The second story concerns Isaac Ironside who formed the Consumers Gas Company to compete with the already established United Gas Company which was charging, in his opinion, too much for its product. It all ended with the amalgamation of the two Companies by order of the Government. But the combined Gas Company did bring its prices down, and Ironside went off to throe his enthusiasm into other aspects of civic eandeavour such as sewerage.

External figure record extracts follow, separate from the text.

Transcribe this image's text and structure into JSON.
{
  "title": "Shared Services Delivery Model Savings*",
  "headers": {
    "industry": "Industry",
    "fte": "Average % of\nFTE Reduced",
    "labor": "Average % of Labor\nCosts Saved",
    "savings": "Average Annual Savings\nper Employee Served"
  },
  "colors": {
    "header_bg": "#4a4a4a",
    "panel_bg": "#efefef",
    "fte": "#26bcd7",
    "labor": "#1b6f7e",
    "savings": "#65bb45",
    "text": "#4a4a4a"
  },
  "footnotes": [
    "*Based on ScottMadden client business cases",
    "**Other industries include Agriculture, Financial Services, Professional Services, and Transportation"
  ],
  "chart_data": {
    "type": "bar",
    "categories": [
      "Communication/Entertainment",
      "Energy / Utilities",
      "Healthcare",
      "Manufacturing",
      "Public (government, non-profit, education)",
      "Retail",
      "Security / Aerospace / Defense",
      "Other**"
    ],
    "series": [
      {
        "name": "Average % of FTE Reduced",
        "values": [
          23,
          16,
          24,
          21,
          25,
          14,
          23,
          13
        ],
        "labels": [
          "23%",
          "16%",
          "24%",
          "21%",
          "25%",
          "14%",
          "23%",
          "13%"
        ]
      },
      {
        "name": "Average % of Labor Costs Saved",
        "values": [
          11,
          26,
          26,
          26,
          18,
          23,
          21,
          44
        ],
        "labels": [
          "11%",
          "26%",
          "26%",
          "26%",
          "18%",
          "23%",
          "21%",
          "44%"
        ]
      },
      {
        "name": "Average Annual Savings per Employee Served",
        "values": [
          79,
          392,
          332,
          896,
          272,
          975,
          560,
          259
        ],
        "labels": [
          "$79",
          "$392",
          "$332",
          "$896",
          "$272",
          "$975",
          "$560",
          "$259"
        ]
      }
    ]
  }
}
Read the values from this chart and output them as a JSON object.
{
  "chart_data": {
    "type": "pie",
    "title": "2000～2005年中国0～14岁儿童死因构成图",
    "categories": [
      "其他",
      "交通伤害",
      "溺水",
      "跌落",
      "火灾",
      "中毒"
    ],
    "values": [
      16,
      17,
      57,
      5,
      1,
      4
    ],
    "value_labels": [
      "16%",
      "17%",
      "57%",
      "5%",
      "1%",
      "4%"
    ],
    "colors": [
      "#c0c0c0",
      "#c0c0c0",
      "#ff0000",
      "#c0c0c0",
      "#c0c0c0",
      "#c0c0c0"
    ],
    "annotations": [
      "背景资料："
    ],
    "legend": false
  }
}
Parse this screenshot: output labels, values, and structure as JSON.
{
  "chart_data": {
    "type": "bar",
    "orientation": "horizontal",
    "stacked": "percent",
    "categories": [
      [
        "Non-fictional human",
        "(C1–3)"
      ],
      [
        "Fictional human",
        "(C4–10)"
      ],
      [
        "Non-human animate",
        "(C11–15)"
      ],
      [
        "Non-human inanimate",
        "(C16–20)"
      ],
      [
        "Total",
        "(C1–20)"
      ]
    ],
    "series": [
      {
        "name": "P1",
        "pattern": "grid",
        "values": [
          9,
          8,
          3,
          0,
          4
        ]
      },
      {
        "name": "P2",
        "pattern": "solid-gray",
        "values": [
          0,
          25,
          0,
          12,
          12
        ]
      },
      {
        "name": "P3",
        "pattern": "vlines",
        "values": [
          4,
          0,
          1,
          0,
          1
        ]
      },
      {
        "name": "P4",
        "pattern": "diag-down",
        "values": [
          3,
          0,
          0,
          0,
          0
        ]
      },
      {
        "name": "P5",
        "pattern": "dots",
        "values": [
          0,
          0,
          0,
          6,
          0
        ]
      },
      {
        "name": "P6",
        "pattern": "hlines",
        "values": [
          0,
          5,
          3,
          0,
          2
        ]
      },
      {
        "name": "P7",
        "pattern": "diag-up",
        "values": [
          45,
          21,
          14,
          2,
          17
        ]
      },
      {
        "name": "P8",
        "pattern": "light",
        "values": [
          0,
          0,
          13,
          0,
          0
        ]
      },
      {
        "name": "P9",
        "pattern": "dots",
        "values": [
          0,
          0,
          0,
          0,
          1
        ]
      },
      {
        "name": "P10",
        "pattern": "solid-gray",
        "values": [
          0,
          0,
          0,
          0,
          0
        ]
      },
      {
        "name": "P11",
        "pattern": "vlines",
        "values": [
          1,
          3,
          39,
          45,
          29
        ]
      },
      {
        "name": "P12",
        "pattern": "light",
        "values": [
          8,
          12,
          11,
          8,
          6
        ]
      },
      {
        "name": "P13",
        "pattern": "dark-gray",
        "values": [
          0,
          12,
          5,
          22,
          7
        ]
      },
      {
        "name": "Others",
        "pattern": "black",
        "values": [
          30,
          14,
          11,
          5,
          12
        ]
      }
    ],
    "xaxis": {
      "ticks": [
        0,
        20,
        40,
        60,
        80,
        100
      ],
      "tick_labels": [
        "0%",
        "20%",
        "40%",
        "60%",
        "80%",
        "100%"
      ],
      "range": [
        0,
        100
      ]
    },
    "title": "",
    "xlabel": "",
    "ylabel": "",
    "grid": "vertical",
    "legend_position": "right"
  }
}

Stirrings opened on May 6th, 1966; it was revived that autumn, in the winter of 1968, and again in the summer of 1973. It has played virtually to capacity business since the first night, and there is something about the sheer theatrical impact of the play which is indestructible. It has survived innumerable changes of cast and has weathered the 'sea-change' from a small proscenium theatre to the open stage of the Crucible where 1,040 spectators, within fifty-nine feet of the centre of the stage, practically surround the acting area. The basic story of a group of men achieving by violence recognition for their views within a community has become tragically more topical. Stirrings, however, owes its lasting popularity not to the political implications of its theme, but to an infectious and continuously diverting mixture of elements in 'popular' entertainment - the variety sketch, the monologue, and, of course, the Music Hall.
Since it opened it has become a part of local history: there is even a restaurant, 'The Stirrings', named after the production. While acknowledging the contribution of those artistically involved, its success confirmed a hunch that cutlers, like potters (and no doubt like butchers, bakers and candlestick-makers) can provide an audience for the theatre - and most surely when in subject matter and treatment we meet them more than half-way.